Bei den jüngsten Wahlen sicherte sich die CDU zwei Direktmandate für den Landtag in Mainz. Sowohl Philip Rünz als auch Andreas Birtel zogen als Abgeordnete ein und stärkten damit die Vertretung der Partei in der Landesregierung. Beide Politiker äußerten sich im Anschluss optimistisch über die künftige Zusammenarbeit mit Dr. Dagmar Kranz in ihren neuen Funktionen.
Dr. Kranz, eine ausgebildete Juristin, wurde in geheimer Abstimmung mit klarer Mehrheit zur Oberbürgermeisterin von Koblenz gewählt. Sie folgt damit auf Ulrike Mohrs, die das Amt zuvor innehatte. Parallel dazu wird sie die Leitung des Dezernats II in der städtischen Verwaltung übernehmen.

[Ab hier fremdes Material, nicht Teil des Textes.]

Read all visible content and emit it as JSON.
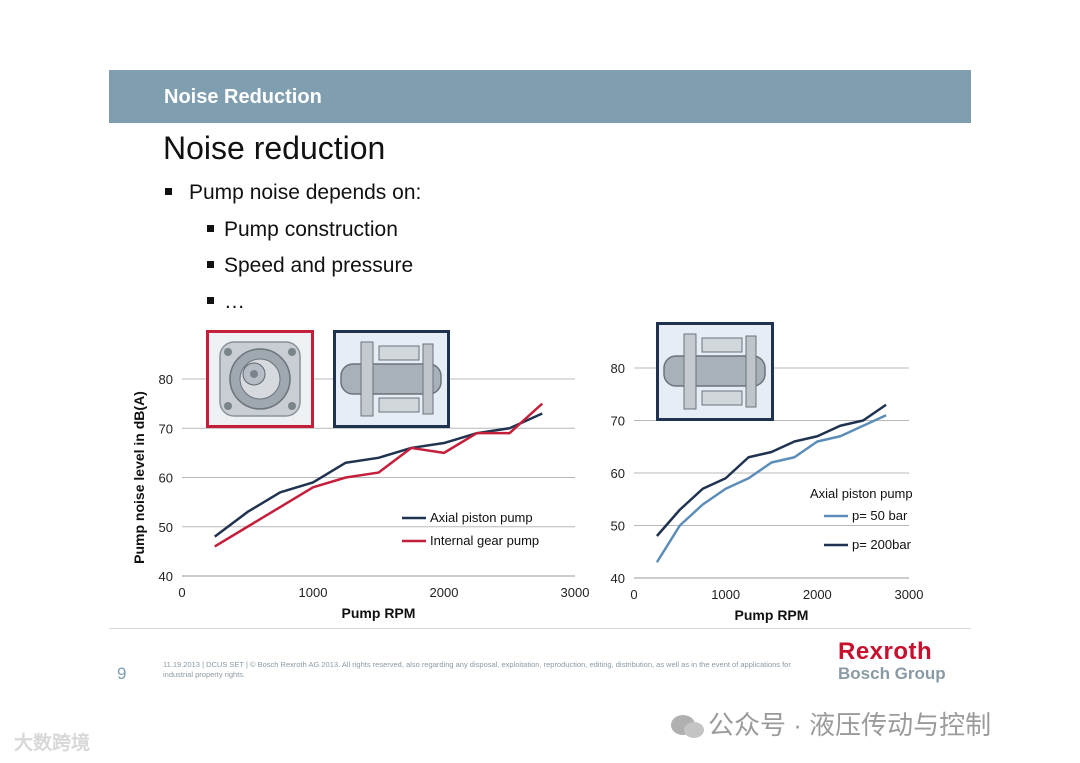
{
  "header": {
    "title": "Noise Reduction"
  },
  "slide": {
    "title": "Noise reduction",
    "bullets": {
      "main": "Pump noise depends on:",
      "sub1": "Pump construction",
      "sub2": "Speed and pressure",
      "sub3": "…"
    }
  },
  "chart_data": [
    {
      "type": "line",
      "title": "",
      "xlabel": "Pump RPM",
      "ylabel": "Pump noise level in dB(A)",
      "xlim": [
        0,
        3000
      ],
      "ylim": [
        40,
        80
      ],
      "xticks": [
        0,
        1000,
        2000,
        3000
      ],
      "yticks": [
        40,
        50,
        60,
        70,
        80
      ],
      "legend_title": "",
      "series": [
        {
          "name": "Axial piston pump",
          "color": "#1f3350",
          "x": [
            250,
            500,
            750,
            1000,
            1250,
            1500,
            1750,
            2000,
            2250,
            2500,
            2750
          ],
          "y": [
            48,
            53,
            57,
            59,
            63,
            64,
            66,
            67,
            69,
            70,
            73
          ]
        },
        {
          "name": "Internal gear pump",
          "color": "#c41e3a",
          "x": [
            250,
            500,
            750,
            1000,
            1250,
            1500,
            1750,
            2000,
            2250,
            2500,
            2750
          ],
          "y": [
            46,
            50,
            54,
            58,
            60,
            61,
            66,
            65,
            69,
            69,
            75
          ]
        }
      ]
    },
    {
      "type": "line",
      "title": "",
      "xlabel": "Pump RPM",
      "ylabel": "",
      "xlim": [
        0,
        3000
      ],
      "ylim": [
        40,
        80
      ],
      "xticks": [
        0,
        1000,
        2000,
        3000
      ],
      "yticks": [
        40,
        50,
        60,
        70,
        80
      ],
      "legend_title": "Axial piston pump",
      "series": [
        {
          "name": "p= 50 bar",
          "color": "#5b8db8",
          "x": [
            250,
            500,
            750,
            1000,
            1250,
            1500,
            1750,
            2000,
            2250,
            2500,
            2750
          ],
          "y": [
            43,
            50,
            54,
            57,
            59,
            62,
            63,
            66,
            67,
            69,
            71
          ]
        },
        {
          "name": "p= 200bar",
          "color": "#1f3350",
          "x": [
            250,
            500,
            750,
            1000,
            1250,
            1500,
            1750,
            2000,
            2250,
            2500,
            2750
          ],
          "y": [
            48,
            53,
            57,
            59,
            63,
            64,
            66,
            67,
            69,
            70,
            73
          ]
        }
      ]
    }
  ],
  "footer": {
    "page_number": "9",
    "legal": "11.19.2013 | DCUS SET | © Bosch Rexroth AG 2013. All rights reserved, also regarding any disposal, exploitation, reproduction, editing, distribution, as well as in the event of applications for industrial property rights.",
    "brand_main": "Rexroth",
    "brand_sub": "Bosch Group"
  },
  "watermarks": {
    "right": "公众号 · 液压传动与控制",
    "left": "大数跨境"
  },
  "colors": {
    "header_bg": "#7f9eb0",
    "gear_frame": "#c41e3a",
    "axial_frame": "#1f3350"
  }
}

Die CDU stellt nun vier hauptamtliche Vertreter aus Koblenz auf verschiedenen Ebenen: Josef Oster, der lokale Parteivorsitzende, ist Bundestagsabgeordneter. Gordon Schnieder, eine weitere prägende Figur der Partei, soll Ministerpräsident von Rheinland-Pfalz werden.

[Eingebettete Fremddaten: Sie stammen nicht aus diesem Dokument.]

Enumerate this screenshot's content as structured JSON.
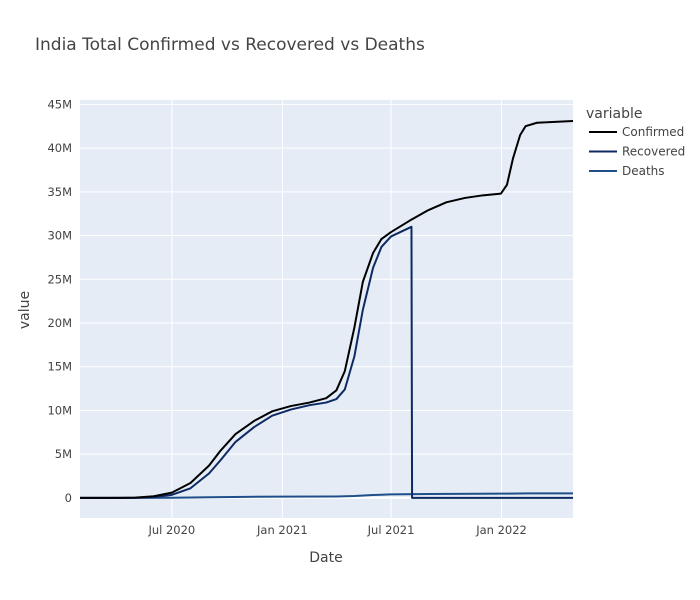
{
  "chart_data": {
    "type": "line",
    "title": "India Total Confirmed vs Recovered vs Deaths",
    "xlabel": "Date",
    "ylabel": "value",
    "x_tick_labels": [
      "Jul 2020",
      "Jan 2021",
      "Jul 2021",
      "Jan 2022"
    ],
    "y_tick_labels": [
      "0",
      "5M",
      "10M",
      "15M",
      "20M",
      "25M",
      "30M",
      "35M",
      "40M",
      "45M"
    ],
    "xlim": [
      "2020-01-30",
      "2022-04-30"
    ],
    "ylim": [
      -2300000,
      45500000
    ],
    "grid": true,
    "legend": {
      "title": "variable",
      "position": "top-right"
    },
    "series": [
      {
        "name": "Confirmed",
        "color": "#000000",
        "points": [
          [
            "2020-01-30",
            0
          ],
          [
            "2020-04-01",
            2000
          ],
          [
            "2020-05-01",
            35000
          ],
          [
            "2020-06-01",
            190000
          ],
          [
            "2020-07-01",
            600000
          ],
          [
            "2020-08-01",
            1700000
          ],
          [
            "2020-09-01",
            3700000
          ],
          [
            "2020-09-20",
            5400000
          ],
          [
            "2020-10-15",
            7300000
          ],
          [
            "2020-11-15",
            8800000
          ],
          [
            "2020-12-15",
            9900000
          ],
          [
            "2021-01-15",
            10500000
          ],
          [
            "2021-02-15",
            10900000
          ],
          [
            "2021-03-15",
            11400000
          ],
          [
            "2021-04-01",
            12300000
          ],
          [
            "2021-04-15",
            14500000
          ],
          [
            "2021-05-01",
            19500000
          ],
          [
            "2021-05-15",
            24700000
          ],
          [
            "2021-06-01",
            28000000
          ],
          [
            "2021-06-15",
            29600000
          ],
          [
            "2021-07-01",
            30400000
          ],
          [
            "2021-08-01",
            31700000
          ],
          [
            "2021-09-01",
            32900000
          ],
          [
            "2021-10-01",
            33800000
          ],
          [
            "2021-11-01",
            34300000
          ],
          [
            "2021-12-01",
            34600000
          ],
          [
            "2021-12-31",
            34800000
          ],
          [
            "2022-01-10",
            35800000
          ],
          [
            "2022-01-20",
            38800000
          ],
          [
            "2022-02-01",
            41500000
          ],
          [
            "2022-02-10",
            42500000
          ],
          [
            "2022-03-01",
            42900000
          ],
          [
            "2022-04-30",
            43100000
          ]
        ]
      },
      {
        "name": "Recovered",
        "color": "#0d2a63",
        "points": [
          [
            "2020-01-30",
            0
          ],
          [
            "2020-04-01",
            500
          ],
          [
            "2020-05-01",
            10000
          ],
          [
            "2020-06-01",
            90000
          ],
          [
            "2020-07-01",
            350000
          ],
          [
            "2020-08-01",
            1100000
          ],
          [
            "2020-09-01",
            2800000
          ],
          [
            "2020-09-20",
            4300000
          ],
          [
            "2020-10-15",
            6400000
          ],
          [
            "2020-11-15",
            8100000
          ],
          [
            "2020-12-15",
            9400000
          ],
          [
            "2021-01-15",
            10100000
          ],
          [
            "2021-02-15",
            10600000
          ],
          [
            "2021-03-15",
            10900000
          ],
          [
            "2021-04-01",
            11300000
          ],
          [
            "2021-04-15",
            12400000
          ],
          [
            "2021-05-01",
            16200000
          ],
          [
            "2021-05-15",
            21500000
          ],
          [
            "2021-06-01",
            26300000
          ],
          [
            "2021-06-15",
            28700000
          ],
          [
            "2021-07-01",
            29900000
          ],
          [
            "2021-08-04",
            31000000
          ],
          [
            "2021-08-05",
            0
          ],
          [
            "2022-04-30",
            0
          ]
        ]
      },
      {
        "name": "Deaths",
        "color": "#1f4f8a",
        "points": [
          [
            "2020-01-30",
            0
          ],
          [
            "2020-05-01",
            1100
          ],
          [
            "2020-07-01",
            17000
          ],
          [
            "2020-09-01",
            66000
          ],
          [
            "2020-11-01",
            122000
          ],
          [
            "2021-01-01",
            149000
          ],
          [
            "2021-04-01",
            162000
          ],
          [
            "2021-05-01",
            211000
          ],
          [
            "2021-06-01",
            330000
          ],
          [
            "2021-07-01",
            400000
          ],
          [
            "2021-09-01",
            440000
          ],
          [
            "2022-01-01",
            481000
          ],
          [
            "2022-02-15",
            510000
          ],
          [
            "2022-04-30",
            522000
          ]
        ]
      }
    ]
  }
}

Mit diesen Personalentscheidungen hat die Koblenzer CDU ihren Einfluss in der Kommunal- wie Landespolitik deutlich ausgebaut. Die Doppelfunktion von Dr. Kranz als Oberbürgermeisterin und Dezernatsleiterin markiert einen bedeutenden Wandel in der Stadtführung. Die wachsende Repräsentanz der Partei spiegelt ihre aktuelle Stärke in der Region wider.